The stranger turned around and examined him with quizzical distaste.

“I’m Six Toes,” Six Toes introduced himself quickly.

“I’m Hermit,” the stranger replied.  “Is that what your socium believes?  The stuff about thin filamentous essence, I mean?”

“It’s not my socium anymore,” Six Toes said, then gave a sudden whistle.  “Wow!”

“What?” Hermit inquired with suspicion.

“There, look!  A new one!”

“So?”

“That never happens at the center of the world.  Seeing three luminaries at once, I mean.”

Hermit gave a condescending snort.  “I once observed eleven of them simultaneously: one in the zenith and five in each epicycle.  It wasn’t around here, though.”

“Where was it then?”

Instead of answering, Hermit turned away and walked off.  He picked a morsel from the ground with his foot and started eating.  In the soft warm breeze the twin suns projected shimmering reflections on the grayish-green planes of the distant horizon.  The landscape was filled with such peace and melancholy that Hermit sank deep into his thoughts and was startled to notice Six Toes again.

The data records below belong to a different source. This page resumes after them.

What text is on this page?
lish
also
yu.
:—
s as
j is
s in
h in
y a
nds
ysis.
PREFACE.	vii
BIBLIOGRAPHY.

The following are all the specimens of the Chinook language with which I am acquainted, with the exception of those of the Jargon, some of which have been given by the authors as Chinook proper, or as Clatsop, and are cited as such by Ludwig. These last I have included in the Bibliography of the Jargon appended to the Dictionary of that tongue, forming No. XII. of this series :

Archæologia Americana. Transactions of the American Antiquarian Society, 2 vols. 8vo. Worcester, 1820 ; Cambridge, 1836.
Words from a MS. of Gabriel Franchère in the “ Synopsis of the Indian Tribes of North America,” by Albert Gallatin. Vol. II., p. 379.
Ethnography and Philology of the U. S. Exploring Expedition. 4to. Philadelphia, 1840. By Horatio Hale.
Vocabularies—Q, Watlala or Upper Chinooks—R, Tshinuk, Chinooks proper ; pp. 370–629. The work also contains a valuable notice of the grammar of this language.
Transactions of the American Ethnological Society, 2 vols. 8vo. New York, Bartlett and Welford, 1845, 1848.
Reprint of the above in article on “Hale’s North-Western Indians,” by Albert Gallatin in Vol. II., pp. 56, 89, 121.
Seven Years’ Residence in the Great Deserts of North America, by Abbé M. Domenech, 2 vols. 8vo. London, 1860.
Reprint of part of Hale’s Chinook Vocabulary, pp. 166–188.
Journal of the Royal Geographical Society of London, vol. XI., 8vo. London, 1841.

“You still here?  What do you want?”

“Nothing.  Just to talk.”

“I guess you’re not too bright,” Hermit said.  “Why don’t you go back to the socium?  You’ve strayed pretty far out as it is.  Seriously, go on, now…”

He gestured in the direction of a narrow dirty yellow band that writhed and quivered slightly; it was hard to believe that this was what a huge clamoring crowd looked like from a distance.

“I’d be glad to,” Six Toes said, “except I’ve been banished.”

“Banished?  What for?  Politics?”

Six Toes nodded and scratched one foot with another.  Hermit glanced at his feet and shook his head.

“Are these real?”

“Yeah.  That why they got mad: we have the decisive stage coming up, they said, and you’ve got six toes on your feet.  You sure know how to pick your time, they said.”

“What’s this ‘decisive stage’ business?”

“No idea.  They look all frazzled, especially the Twenty Closest Ones.  God only knows what it’s about.  There’s a whole lot of running around and yelling.”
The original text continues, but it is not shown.